El hombre admite que está nervioso por el examen que van a hacerle

– Vamos, no sea tonto -le dice la anciana-. Los heterosexuales siempre son unos cobardes cuando van a penetrarlos. No es nada del otro mundo. A mí me han hecho por lo menos media docena de sigmoidoscopias. Eso sí, esté preparado: le provocarán algunos gases

Al cabo de unos días los dos se encuentran en un cóctel. La anciana viste tan bien que el hombre más joven no la reconoce. Además, ella se le acerca de una manera tan coqueta que resulta alarmante

– Le vi cuando estaba a punto de ser penetrado -le susurra-. ¿Cómo le fue?

– ¡Ah!, muy bien, gracias -responde él, farfullando-. Y tenía usted razón. ¡No era tan terrible!

– Yo le enseñaré algo que sí es terrible -le susurra la anciana, y así empieza una historia de amor turbadoramente apasionada, que sólo termina cuando la anciana muere

– Por el amor de Dios… -le dijo Allan a Ruth, al hablarle de la quinta novela de Eddie-. Una cosa hay que reconocerle a O'Hare… ¡No se siente avergonzado por nada!

A pesar de que no había abandonado el hábito de llamar a Eddie por su apellido, algo que desagradaba profundamente a Eddie, Allan sentía un verdadero aprecio por él, aunque no por su obra, mientras que Eddie, aunque Allan Albright era la antítesis de cuanto él apreciaba en un hombre, le tenía más afecto de lo que habría creído posible.
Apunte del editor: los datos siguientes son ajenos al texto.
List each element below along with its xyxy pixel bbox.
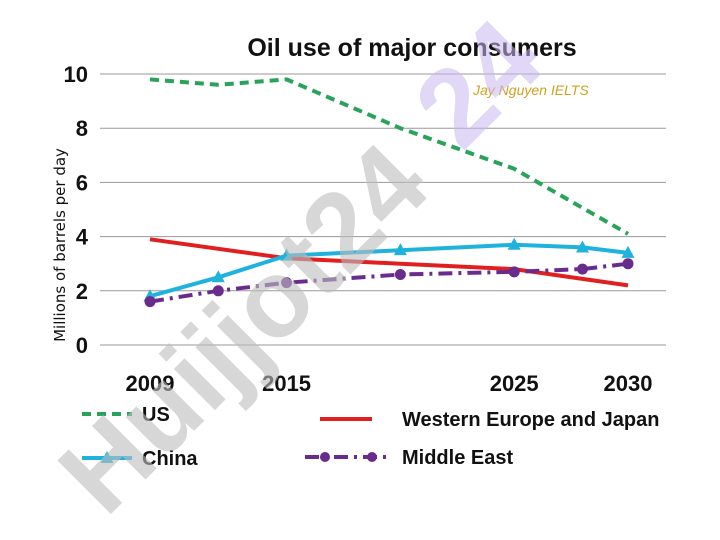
watermark-text-violet: 24 — [392, 0, 565, 170]
series-middle_east — [144, 258, 634, 308]
data-point-china — [280, 248, 294, 261]
legend-item-us: US — [82, 404, 170, 426]
data-point-china — [621, 245, 635, 258]
legend: US Western Europe and Japan China Middle Ea… — [82, 404, 659, 470]
data-point-china — [575, 240, 589, 253]
series-us — [149, 77, 629, 236]
y-tick-label: 10 — [64, 62, 88, 87]
data-point-middle_east — [622, 258, 634, 270]
y-tick-label: 8 — [76, 116, 88, 141]
data-point-middle_east — [144, 296, 156, 308]
legend-item-middle_east: Middle East — [305, 447, 513, 469]
data-point-middle_east — [281, 277, 293, 289]
chart-title: Oil use of major consumers — [247, 34, 576, 62]
legend-label-middle_east: Middle East — [402, 447, 513, 469]
legend-item-china: China — [82, 448, 198, 470]
y-tick-label: 2 — [76, 279, 88, 304]
y-tick-label: 0 — [76, 333, 88, 358]
series-line-us — [149, 77, 629, 236]
series-weu — [149, 237, 629, 288]
data-point-middle_east — [394, 269, 406, 281]
axis-labels: 0 2 4 6 8 10 2009 2015 2025 2030 — [64, 62, 653, 396]
y-tick-label: 4 — [76, 225, 89, 250]
data-point-middle_east — [508, 266, 520, 278]
y-axis-label: Millions of barrels per day — [51, 148, 69, 342]
x-tick-label: 2025 — [490, 371, 539, 396]
legend-item-weu: Western Europe and Japan — [320, 409, 659, 431]
data-point-china — [393, 243, 407, 256]
data-point-china — [211, 270, 225, 283]
x-tick-label: 2009 — [126, 371, 175, 396]
legend-marker-china — [100, 451, 114, 463]
credit-watermark: Jay Nguyen IELTS — [472, 82, 589, 98]
watermark-text-gray: Huijjot24 — [36, 121, 451, 536]
x-tick-label: 2015 — [262, 371, 311, 396]
legend-marker-middle_east — [320, 452, 330, 462]
data-point-middle_east — [576, 263, 588, 275]
legend-label-us: US — [142, 404, 170, 426]
data-series — [143, 77, 635, 308]
data-point-china — [507, 237, 521, 250]
series-line-weu — [149, 237, 629, 288]
legend-label-china: China — [142, 448, 198, 470]
legend-label-weu: Western Europe and Japan — [402, 409, 659, 431]
y-tick-label: 6 — [76, 170, 88, 195]
x-tick-label: 2030 — [604, 371, 653, 396]
series-china — [143, 237, 635, 302]
grid-lines — [100, 73, 666, 346]
legend-marker-middle_east — [367, 452, 377, 462]
data-point-middle_east — [212, 285, 224, 297]
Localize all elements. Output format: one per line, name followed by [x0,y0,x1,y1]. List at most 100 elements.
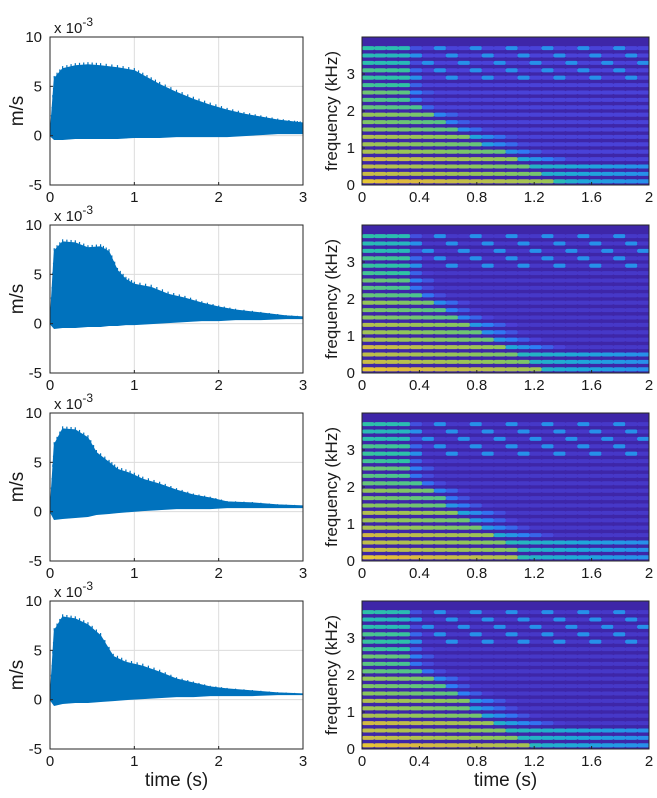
harmonic-band-cell [613,271,626,276]
harmonic-band-cell [625,617,638,622]
harmonic-band-cell [373,610,387,615]
harmonic-band-cell [529,691,542,696]
harmonic-band-cell [421,97,435,102]
harmonic-band-cell [553,112,566,117]
harmonic-band-cell [362,179,375,184]
harmonic-band-cell [601,271,614,276]
harmonic-band-cell [541,142,554,147]
harmonic-band-cell [433,713,447,718]
harmonic-band-cell [362,451,375,456]
harmonic-band-cell [637,654,649,659]
harmonic-band-cell [613,525,626,530]
harmonic-band-cell [625,481,638,486]
harmonic-band-cell [565,488,578,493]
harmonic-band-cell [421,271,435,276]
harmonic-band-cell [409,632,423,637]
harmonic-band-cell [481,271,495,276]
harmonic-band-cell [457,533,471,538]
harmonic-band-cell [421,359,435,364]
harmonic-band-cell [577,617,590,622]
harmonic-band-cell [362,112,375,117]
harmonic-band-cell [577,698,590,703]
harmonic-band-cell [565,83,578,88]
harmonic-band-cell [397,345,411,350]
x-tick-label: 1.6 [581,565,602,582]
harmonic-band-cell [541,466,554,471]
harmonic-band-cell [362,466,375,471]
harmonic-band-cell [397,451,411,456]
spectrogram-background [362,37,649,185]
harmonic-band-cell [362,503,375,508]
x-tick-label: 1 [130,565,138,582]
harmonic-band-cell [397,367,411,372]
harmonic-band-cell [565,97,578,102]
harmonic-band-cell [433,315,447,320]
spectrogram-background [362,225,649,373]
harmonic-band-cell [493,75,507,80]
harmonic-band-cell [445,481,459,486]
harmonic-band-cell [433,481,447,486]
harmonic-band-cell [373,359,387,364]
harmonic-band-cell [529,547,542,552]
harmonic-band-cell [589,112,602,117]
harmonic-band-cell [397,256,411,261]
harmonic-band-cell [529,735,542,740]
harmonic-band-cell [433,352,447,357]
harmonic-band-cell [409,684,423,689]
harmonic-band-cell [505,171,519,176]
harmonic-band-cell [637,735,649,740]
harmonic-band-cell [373,308,387,313]
harmonic-band-cell [589,164,602,169]
harmonic-band-cell [493,278,507,283]
harmonic-band-cell [541,429,554,434]
harmonic-band-cell [589,134,602,139]
harmonic-band-cell [481,83,495,88]
harmonic-band-cell [577,256,590,261]
harmonic-band-cell [613,171,626,176]
harmonic-band-cell [613,337,626,342]
harmonic-band-cell [625,743,638,748]
harmonic-band-cell [601,610,614,615]
harmonic-band-cell [362,271,375,276]
harmonic-band-cell [481,533,495,538]
harmonic-band-cell [397,503,411,508]
harmonic-band-cell [493,359,507,364]
harmonic-band-cell [493,330,507,335]
harmonic-band-cell [457,555,471,560]
harmonic-band-cell [385,105,399,110]
harmonic-band-cell [601,75,614,80]
x-tick-label: 0 [358,189,366,206]
harmonic-band-cell [457,444,471,449]
harmonic-band-cell [505,112,519,117]
harmonic-band-cell [589,293,602,298]
harmonic-band-cell [613,533,626,538]
harmonic-band-cell [577,142,590,147]
harmonic-band-cell [397,120,411,125]
harmonic-band-cell [613,75,626,80]
harmonic-band-cell [517,241,531,246]
harmonic-band-cell [493,735,507,740]
harmonic-band-cell [589,422,602,427]
harmonic-band-cell [577,241,590,246]
harmonic-band-cell [565,496,578,501]
harmonic-band-cell [553,691,566,696]
harmonic-band-cell [362,142,375,147]
harmonic-band-cell [553,466,566,471]
harmonic-band-cell [505,53,519,58]
harmonic-band-cell [625,285,638,290]
harmonic-band-cell [601,248,614,253]
harmonic-band-cell [541,444,554,449]
harmonic-band-cell [385,359,399,364]
harmonic-band-cell [637,728,649,733]
harmonic-band-cell [362,684,375,689]
harmonic-band-cell [553,639,566,644]
harmonic-band-cell [373,473,387,478]
harmonic-band-cell [613,134,626,139]
harmonic-band-cell [529,234,542,239]
harmonic-band-cell [493,83,507,88]
harmonic-band-cell [409,171,423,176]
harmonic-band-cell [445,669,459,674]
harmonic-band-cell [553,300,566,305]
harmonic-band-cell [481,164,495,169]
harmonic-band-cell [433,256,447,261]
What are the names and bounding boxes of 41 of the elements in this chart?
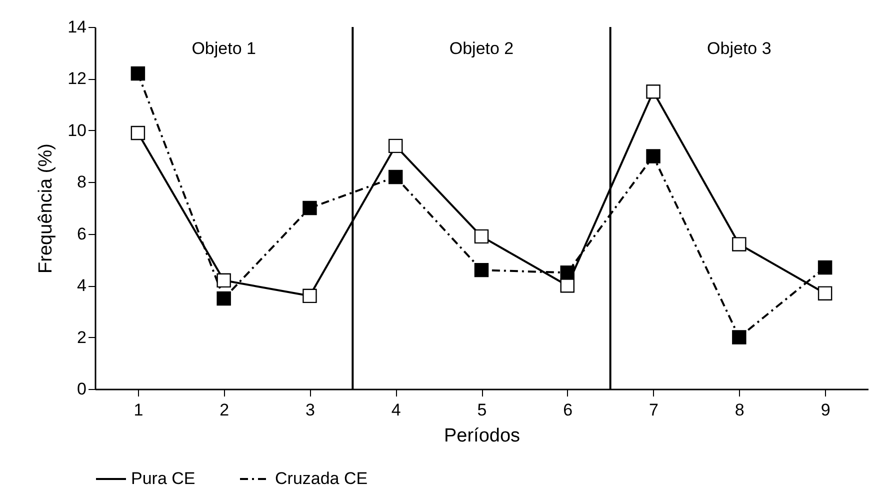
point xyxy=(216,291,231,306)
point xyxy=(388,170,403,184)
x-tick-label: 4 xyxy=(391,400,401,420)
point xyxy=(302,200,317,216)
annotation: Objeto 2 xyxy=(449,39,514,58)
point xyxy=(732,330,746,344)
y-tick-label: 0 xyxy=(77,380,86,398)
point xyxy=(560,266,575,280)
y-tick-label: 10 xyxy=(68,120,86,140)
point xyxy=(474,262,489,278)
point xyxy=(474,229,489,244)
point xyxy=(646,84,660,99)
y-tick-label: 6 xyxy=(77,224,86,244)
y-tick-label: 8 xyxy=(77,172,86,192)
annotation: Objeto 3 xyxy=(707,39,772,58)
annotation: Objeto 1 xyxy=(192,39,256,58)
legend-label: Cruzada CE xyxy=(275,469,368,488)
x-tick-label: 9 xyxy=(820,400,830,420)
y-tick-label: 14 xyxy=(68,18,86,36)
point xyxy=(130,66,146,81)
x-tick-label: 5 xyxy=(477,400,487,420)
legend-label: Pura CE xyxy=(131,469,196,488)
point xyxy=(818,260,832,275)
y-tick-label: 12 xyxy=(68,69,86,88)
point xyxy=(818,286,832,300)
x-tick-label: 7 xyxy=(649,400,659,420)
y-tick-label: 4 xyxy=(77,276,86,296)
x-tick-label: 8 xyxy=(734,400,744,420)
point xyxy=(216,273,231,288)
point xyxy=(732,237,746,252)
y-axis-title: Frequência (%) xyxy=(36,144,57,274)
x-tick-label: 6 xyxy=(563,400,573,420)
y-tick-label: 2 xyxy=(77,328,86,347)
x-axis-title: Períodos xyxy=(444,426,520,446)
point xyxy=(302,288,317,304)
point xyxy=(130,126,146,140)
point xyxy=(646,149,660,164)
x-tick-label: 2 xyxy=(220,400,230,420)
x-tick-label: 1 xyxy=(134,400,144,420)
point xyxy=(388,138,403,154)
x-tick-label: 3 xyxy=(305,400,315,420)
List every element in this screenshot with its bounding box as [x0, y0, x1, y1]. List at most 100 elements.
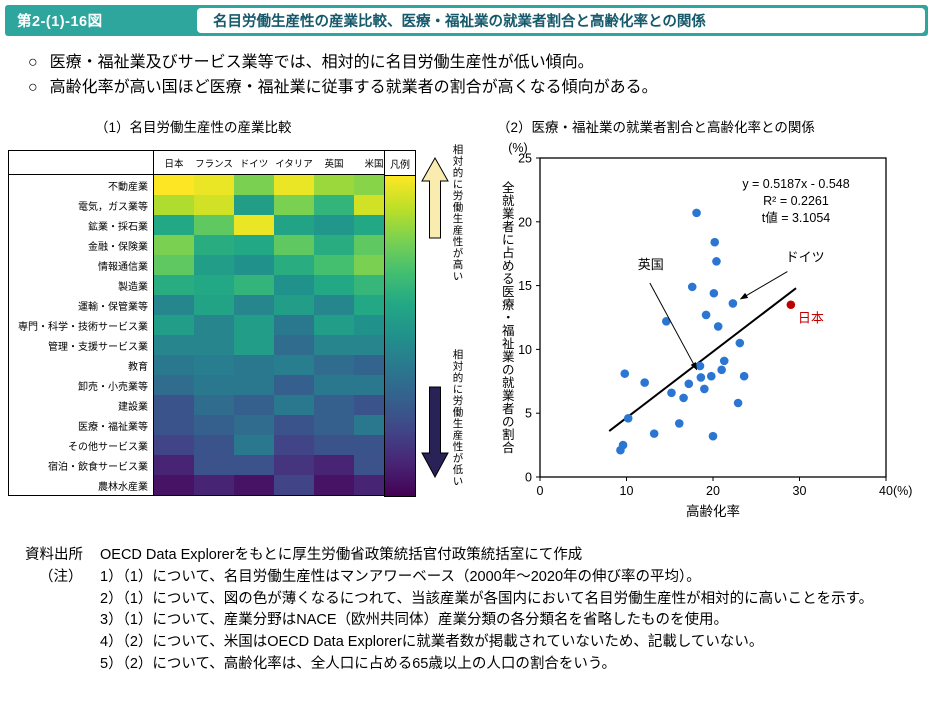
scatter-point — [674, 419, 684, 428]
svg-text:10: 10 — [620, 484, 634, 498]
scatter-point — [709, 288, 719, 298]
circle-bullet-icon: ○ — [28, 54, 38, 71]
heatmap-row-label: 農林水産業 — [8, 475, 154, 496]
scatter-point — [710, 237, 720, 247]
heatmap-cell — [234, 215, 274, 235]
heatmap-cell — [234, 415, 274, 435]
heatmap-cell — [274, 315, 314, 335]
heatmap-cell — [314, 435, 354, 455]
annotation-arrow — [649, 282, 698, 371]
heatmap-row-label: 専門・科学・技術サービス業 — [8, 315, 154, 335]
heatmap-cell — [234, 375, 274, 395]
heatmap-column-header: フランス — [194, 150, 234, 175]
heatmap-cell — [314, 375, 354, 395]
heatmap-cell — [194, 215, 234, 235]
heatmap-cell — [314, 255, 354, 275]
heatmap-cell — [314, 315, 354, 335]
heatmap-row-label: 不動産業 — [8, 174, 154, 195]
heatmap-cell — [234, 475, 274, 496]
scatter-point — [713, 322, 723, 331]
bullet-item: ○ 高齢化率が高い国ほど医療・福祉業に従事する就業者の割合が高くなる傾向がある。 — [28, 75, 658, 100]
heatmap-cell — [234, 335, 274, 355]
scatter-point — [661, 317, 671, 326]
heatmap-column-header: ドイツ — [234, 150, 274, 175]
heatmap-cell — [234, 435, 274, 455]
trend-line — [608, 287, 797, 432]
scatter-point — [706, 371, 716, 381]
heatmap-cell — [153, 275, 194, 295]
scatter-point-japan — [786, 300, 796, 310]
scatter-xlabel: 高齢化率 — [686, 503, 740, 519]
heatmap-table: 日本 フランス ドイツ イタリア 英国 米国 不動産業 電気，ガス業等 鉱業・採石業 金融・保険業… — [8, 150, 395, 496]
heatmap-corner-cell — [8, 150, 154, 175]
heatmap-cell — [234, 455, 274, 475]
figure-number-badge: 第2-(1)-16図 — [17, 5, 103, 36]
heatmap-cell — [153, 195, 194, 215]
heatmap-cell — [194, 315, 234, 335]
japan-label: 日本 — [798, 311, 824, 326]
note-item: 4）（2）について、米国はOECD Data Explorerに就業者数が掲載さ… — [100, 634, 764, 650]
circle-bullet-icon: ○ — [28, 79, 38, 97]
heatmap-row-label: 卸売・小売業等 — [8, 375, 154, 395]
scatter-point — [684, 379, 694, 389]
country-annotation: 英国 — [638, 257, 664, 272]
svg-text:20: 20 — [518, 215, 532, 229]
heatmap-cell — [194, 375, 234, 395]
heatmap-legend-label: 凡例 — [385, 151, 415, 176]
heatmap-cell — [314, 195, 354, 215]
heatmap-cell — [314, 335, 354, 355]
heatmap-cell — [194, 395, 234, 415]
heatmap-cell — [274, 235, 314, 255]
svg-text:0: 0 — [537, 484, 544, 498]
heatmap-cell — [153, 215, 194, 235]
heatmap-cell — [153, 415, 194, 435]
heatmap-row-label: 医療・福祉業等 — [8, 415, 154, 435]
figure-title: 名目労働生産性の産業比較、医療・福祉業の就業者割合と高齢化率との関係 — [197, 8, 925, 33]
scatter-point — [700, 384, 709, 394]
regression-equation: t値 = 3.1054 — [762, 210, 830, 225]
heatmap-cell — [274, 295, 314, 315]
panel1-title: （1）名目労働生産性の産業比較 — [95, 120, 292, 135]
heatmap-cell — [153, 295, 194, 315]
heatmap-row-label: 宿泊・飲食サービス業 — [8, 455, 154, 475]
scatter-ylabel: 全就業者に占める医療・福祉業の就業者の割合 — [502, 180, 515, 455]
heatmap-legend-gradient — [385, 176, 415, 496]
heatmap-cell — [274, 255, 314, 275]
heatmap-cell — [153, 375, 194, 395]
heatmap-cell — [234, 235, 274, 255]
heatmap-cell — [314, 355, 354, 375]
svg-text:(%): (%) — [508, 141, 527, 155]
svg-text:0: 0 — [525, 471, 532, 485]
heatmap-cell — [314, 295, 354, 315]
annotation-high-productivity: 相対的に労働生産性が高い — [451, 144, 464, 282]
heatmap-cell — [274, 174, 314, 195]
scatter-point — [739, 371, 749, 381]
scatter-point — [649, 429, 659, 438]
figure-header-band: 第2-(1)-16図 名目労働生産性の産業比較、医療・福祉業の就業者割合と高齢化… — [5, 5, 928, 36]
heatmap-cell — [314, 174, 354, 195]
scatter-point — [692, 208, 701, 218]
heatmap-cell — [153, 455, 194, 475]
heatmap-column-header: 英国 — [314, 150, 354, 175]
svg-text:20: 20 — [706, 484, 720, 498]
source-text: OECD Data Explorerをもとに厚生労働省政策統括官付政策統括室にて… — [100, 547, 583, 563]
heatmap-row-label: 管理・支援サービス業 — [8, 335, 154, 355]
note-item: 2）（1）について、図の色が薄くなるにつれて、当該産業が各国内において名目労働生… — [100, 590, 874, 607]
scatter-point — [717, 365, 726, 375]
heatmap-cell — [314, 215, 354, 235]
heatmap-row-label: 教育 — [8, 355, 154, 375]
summary-bullets: ○ 医療・福祉業及びサービス業等では、相対的に名目労働生産性が低い傾向。 ○ 高… — [28, 50, 658, 101]
heatmap-cell — [194, 475, 234, 496]
bullet-item: ○ 医療・福祉業及びサービス業等では、相対的に名目労働生産性が低い傾向。 — [28, 50, 658, 75]
heatmap-cell — [234, 255, 274, 275]
heatmap-cell — [153, 255, 194, 275]
heatmap-row-label: 製造業 — [8, 275, 154, 295]
svg-text:40: 40 — [879, 484, 893, 498]
scatter-point — [620, 369, 630, 378]
heatmap-cell — [194, 435, 234, 455]
heatmap-column-header: イタリア — [274, 150, 314, 175]
heatmap-cell — [194, 195, 234, 215]
heatmap-cell — [314, 235, 354, 255]
panel2-title: （2）医療・福祉業の就業者割合と高齢化率との関係 — [497, 120, 815, 135]
scatter-point — [712, 257, 721, 266]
Cuando Allan murió eran buenos amigos, y Eddie no se había tomado a la ligera las responsabilidades de su funeral

La relación de Eddie con Ruth, sobre todo el grado limitado en que él comprendía los sentimientos de la hija hacia la madre, eran otra cosa. Aunque Eddie había observado los enormes cambios que Ruth había experimentado al convertirse en madre, no se daba cuenta de que precisamente la maternidad la había vuelto aún más implacable hacia Marion

En pocas palabras, Ruth era una buena madre. Cuando murió Allan, Graham sólo tenía un año menos de los que tenía Ruth cuando la abandonó su madre. Ruth preferiría morir antes que abandonar a Graham. La idea de hacer semejante cosa no le cabía en la cabeza

Y si a Eddie le obsesionaba el estado mental de Marion, o lo que del mismo le revelaba la novela McDermid, jubilada, Ruth había leído la cuarta novela de su madre con impaciencia y desdén. (Pensaba que llega un momento en que la pesadumbre se convierte en autocomplacencia.)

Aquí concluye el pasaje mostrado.